Legt eure Arbeit ab für ein paar Tage
und höret, was ich euch zu sagen wage:
Ein jedes Ende hat sein Ende auch.“
Da dringt ein Lachen, Jubeln durch die Mauern.
Wer will hier endlos schweigen, endlos trauern?
Aus den Kaminen wölkt ergrauter Rauch.


14. Schneeflocke


Aus den Kaminen wölkt ergrauter Rauch.

Gedrungen windet er sich aus der Esse,
verformt sich stet mit stummer Raffinesse
und ähnelt einem aufgeblähten Schlauch.
Wie schwillt und wölbt sich, wächst sein praller Bauch,
hält mit den Wolkentreibern Morgenmesse!
Am Steigen spürt er höchstes Interesse,
am Steigen und am Spiel dort oben auch.
Und immer mehr und immer mehr verlässt
den Schlot, befreit aus schwelendem Arrest,
entflieht zu fernen Wolkenkameraden.
Hinan, hinan, derweil die ersten Flocken
sich auf die Dächer und ans Fenster hocken.
Noch gestern schwamm die Welt in Nebelschwaden ...

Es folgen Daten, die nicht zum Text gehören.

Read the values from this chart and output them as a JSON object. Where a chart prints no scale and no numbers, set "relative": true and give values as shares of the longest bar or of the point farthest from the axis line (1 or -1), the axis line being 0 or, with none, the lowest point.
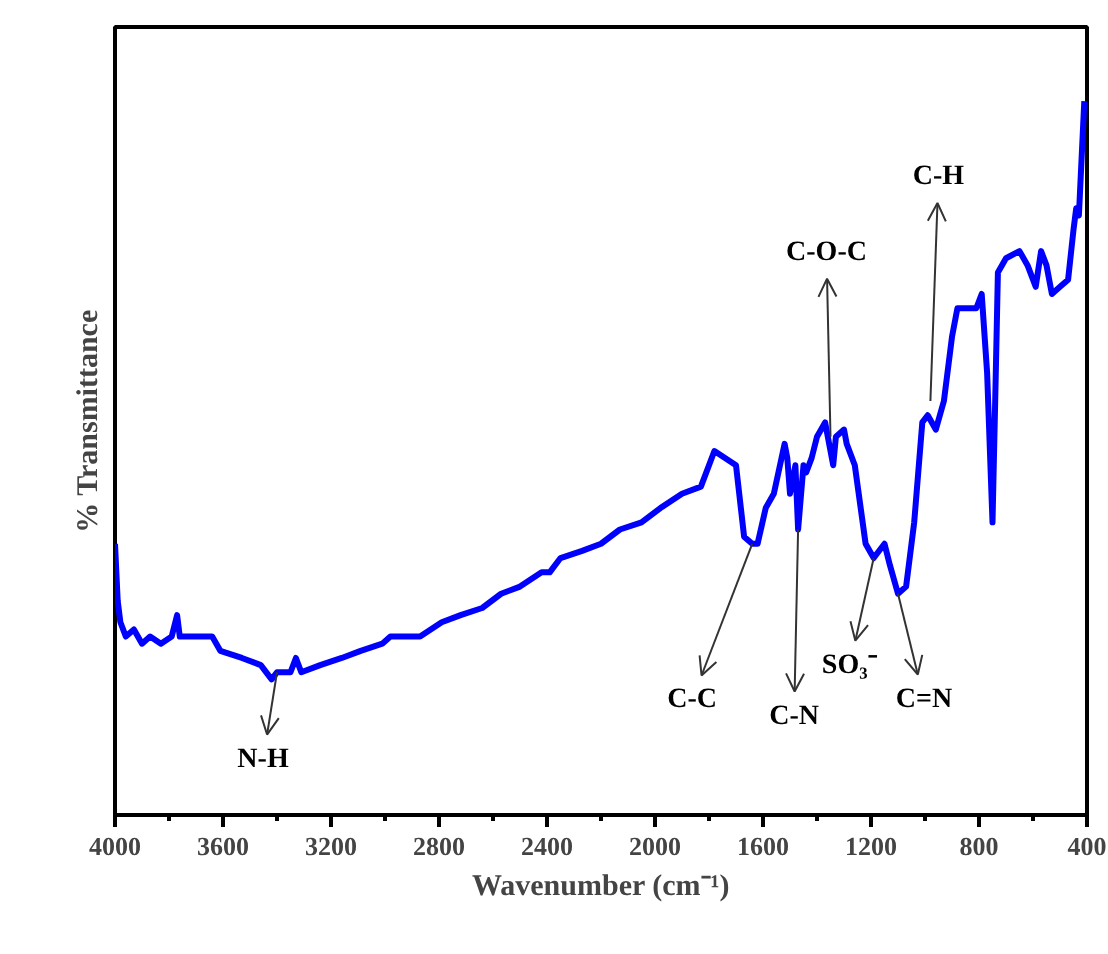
{
  "chart_data": {
    "type": "line",
    "relative": true,
    "xlabel": "Wavenumber (cm⁻¹)",
    "ylabel": "% Transmittance",
    "xlim": [
      4000,
      400
    ],
    "xticks": [
      4000,
      3600,
      3200,
      2800,
      2400,
      2000,
      1600,
      1200,
      800,
      400
    ],
    "grid": false,
    "marker": "none",
    "line_style": "solid",
    "x": [
      4000,
      3990,
      3980,
      3960,
      3930,
      3900,
      3870,
      3830,
      3790,
      3770,
      3760,
      3680,
      3640,
      3610,
      3530,
      3460,
      3420,
      3400,
      3350,
      3330,
      3310,
      3240,
      3160,
      3090,
      3010,
      2980,
      2940,
      2870,
      2790,
      2720,
      2640,
      2570,
      2500,
      2420,
      2390,
      2350,
      2270,
      2200,
      2130,
      2050,
      1980,
      1900,
      1830,
      1780,
      1700,
      1670,
      1640,
      1620,
      1590,
      1560,
      1520,
      1510,
      1500,
      1480,
      1470,
      1450,
      1440,
      1420,
      1400,
      1370,
      1360,
      1340,
      1330,
      1300,
      1290,
      1260,
      1220,
      1190,
      1150,
      1130,
      1100,
      1070,
      1040,
      1010,
      990,
      960,
      930,
      900,
      880,
      840,
      810,
      790,
      770,
      750,
      740,
      730,
      700,
      650,
      620,
      590,
      570,
      550,
      530,
      500,
      470,
      450,
      440,
      430,
      410
    ],
    "series": [
      {
        "color": "#0000ff",
        "values": [
          0.38,
          0.3,
          0.27,
          0.25,
          0.26,
          0.24,
          0.25,
          0.24,
          0.25,
          0.28,
          0.25,
          0.25,
          0.25,
          0.23,
          0.22,
          0.21,
          0.19,
          0.2,
          0.2,
          0.22,
          0.2,
          0.21,
          0.22,
          0.23,
          0.24,
          0.25,
          0.25,
          0.25,
          0.27,
          0.28,
          0.29,
          0.31,
          0.32,
          0.34,
          0.34,
          0.36,
          0.37,
          0.38,
          0.4,
          0.41,
          0.43,
          0.45,
          0.46,
          0.51,
          0.49,
          0.39,
          0.38,
          0.38,
          0.43,
          0.45,
          0.52,
          0.5,
          0.45,
          0.49,
          0.4,
          0.49,
          0.48,
          0.5,
          0.53,
          0.55,
          0.53,
          0.49,
          0.53,
          0.54,
          0.52,
          0.49,
          0.38,
          0.36,
          0.38,
          0.35,
          0.31,
          0.32,
          0.41,
          0.55,
          0.56,
          0.54,
          0.58,
          0.67,
          0.71,
          0.71,
          0.71,
          0.73,
          0.62,
          0.41,
          0.58,
          0.76,
          0.78,
          0.79,
          0.77,
          0.74,
          0.79,
          0.77,
          0.73,
          0.74,
          0.75,
          0.82,
          0.85,
          0.84,
          1.0
        ]
      }
    ],
    "annotations": [
      {
        "text": "N-H",
        "x": 3400,
        "y": 0.2
      },
      {
        "text": "C-C",
        "x": 1640,
        "y": 0.38
      },
      {
        "text": "C-N",
        "x": 1470,
        "y": 0.4
      },
      {
        "text": "SO₃⁻",
        "x": 1190,
        "y": 0.36
      },
      {
        "text": "C=N",
        "x": 1100,
        "y": 0.31
      },
      {
        "text": "C-O-C",
        "x": 1350,
        "y": 0.53
      },
      {
        "text": "C-H",
        "x": 980,
        "y": 0.58
      }
    ]
  }
}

15.  Über Nacht ward Winter


Noch gestern schwamm die Welt in Nebelschwaden,

gleich hinterm See, dort bei den wilden Schlehen.
Durch jene Schleier war fast nichts zu sehen;
die Spuren schwanden auf vertrauten Pfaden.
Wie Pfeile zogen himmelweit Nomaden.
Ihr Schrei war bis zum Waldrand zu verstehen.
(Er war vielleicht auch Abschiedsgruß an Krähen)
Vor Wochen schon verstummten die Zikaden.
Die Dämmerung bedeckte Schwan um Schwan;
ein wenig rüttelte der Wind am Kahn,
dem Nebel folgte kalter Morgenhauch.
Er überzog den See mit zartem Eis.
Nun ist die Welt wie's Schwanenpaar so weiß!
Aus den Kaminen wölkt ergrauter Rauch.